Late Thursday afternoon, Jeff Passan of ESPN broke the news that over 1,000 minor league players could be released over the next few days. NBC Sports Chicago then reported that the Cubs were going to cut 30 players, though the identities of those players were not known at the time. It was also noted, however, that the Cubs were going to pay the released players through June.
Pitcher Brock Stewart and infielder Carlos Asuaje were the first two players named as part of the cuts, with the rest coming Friday afternoon via JJ Cooper of Baseball America. It was noted that the Cubs have now released a total of 50 minor league players since March.
Most of the players released were signed this past winter as minor league free agents and a few more were scheduled to be free agents at the end of this season. Jake Stinnett, Ian Rice, and Wladimir Galindo were part of that latter group. Most of the list is filled with players that were thought to be headed to Tennessee or Iowa, with only a few likely headed to Myrtle Beach.
The biggest surprise of the cuts is Oscar De La Cruz, who the Cubs converted to a reliever last summer and then re-signed this winter.

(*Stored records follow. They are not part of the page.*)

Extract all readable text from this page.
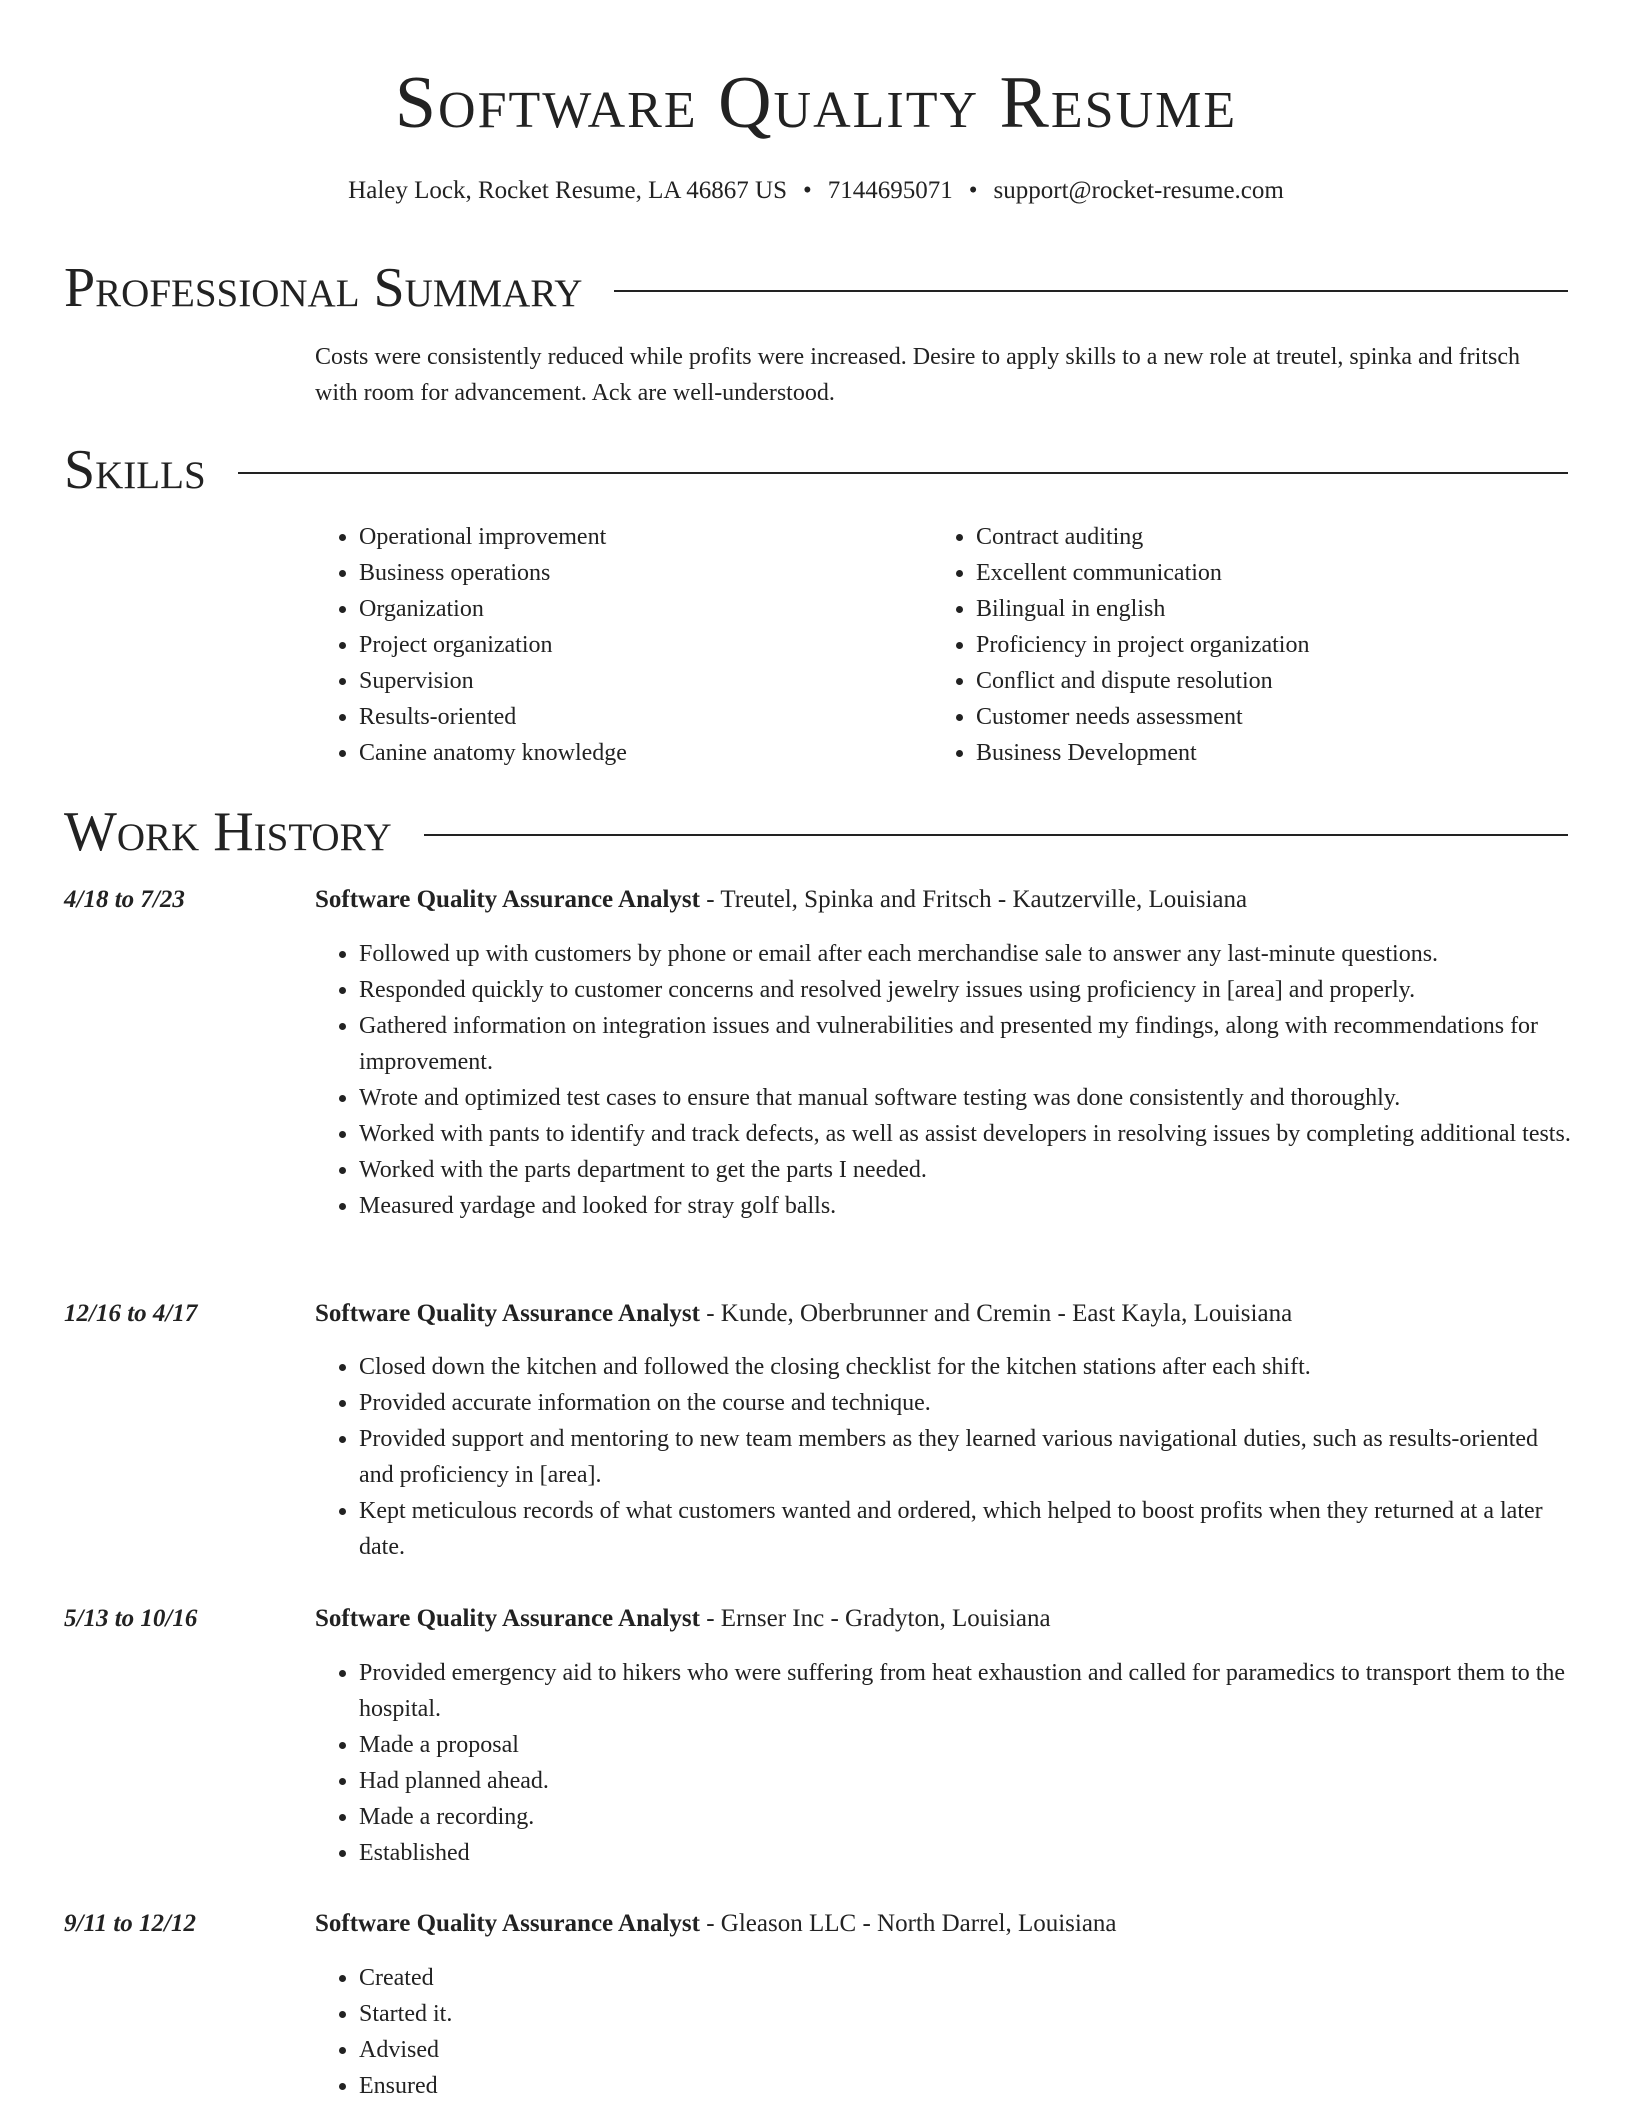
Software Quality Resume
Haley Lock, Rocket Resume, LA 46867 US • 7144695071 • support@rocket-resume.com
Professional Summary
Costs were consistently reduced while profits were increased. Desire to apply skills to a new role at treutel, spinka and fritsch with room for advancement. Ack are well-understood.
Skills
• Operational improvement
• Business operations
• Organization
• Project organization
• Supervision
• Results-oriented
• Canine anatomy knowledge
• Contract auditing
• Excellent communication
• Bilingual in english
• Proficiency in project organization
• Conflict and dispute resolution
• Customer needs assessment
• Business Development
Work History
4/18 to 7/23	Software Quality Assurance Analyst - Treutel, Spinka and Fritsch - Kautzerville, Louisiana
• Followed up with customers by phone or email after each merchandise sale to answer any last-minute questions.
• Responded quickly to customer concerns and resolved jewelry issues using proficiency in [area] and properly.
• Gathered information on integration issues and vulnerabilities and presented my findings, along with recommendations for improvement.
• Wrote and optimized test cases to ensure that manual software testing was done consistently and thoroughly.
• Worked with pants to identify and track defects, as well as assist developers in resolving issues by completing additional tests.
• Worked with the parts department to get the parts I needed.
• Measured yardage and looked for stray golf balls.
12/16 to 4/17	Software Quality Assurance Analyst - Kunde, Oberbrunner and Cremin - East Kayla, Louisiana
• Closed down the kitchen and followed the closing checklist for the kitchen stations after each shift.
• Provided accurate information on the course and technique.
• Provided support and mentoring to new team members as they learned various navigational duties, such as results-oriented and proficiency in [area].
• Kept meticulous records of what customers wanted and ordered, which helped to boost profits when they returned at a later date.
5/13 to 10/16	Software Quality Assurance Analyst - Ernser Inc - Gradyton, Louisiana
• Provided emergency aid to hikers who were suffering from heat exhaustion and called for paramedics to transport them to the hospital.
• Made a proposal
• Had planned ahead.
• Made a recording.
• Established
9/11 to 12/12	Software Quality Assurance Analyst - Gleason LLC - North Darrel, Louisiana
• Created
• Started it.
• Advised
• Ensured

The former number one prospect in the system is still relatively young, having just turned 25 in March, and could still have a bright future.
Outfielder Charcer Burks was a surprise cut considering his experience and success in spring training with the big league club the past two years. The issue for Burks was consistency at Double-A. Drafted in 2013 out of high school, Burks had yet to make it to Iowa. Stinnett, a second round pick in 2014, likewise struggled to get past Double-A Tennessee. The 28-year-old is at an advanced age for a prospect and he struggled with injuries the past two years.
While the timing is not at all unusual, it’s a bit jarring to see these cuts come in bulk fashion like this. Combined with reports of Minor League Baseball being trimmed by 42 affiliates, not to mention all the other financial unrest in the game, this isn’t a harbinger of good things to comes.
All the best to these players and the hundreds of others across the sport who may have to find new paths by which to chase their dreams.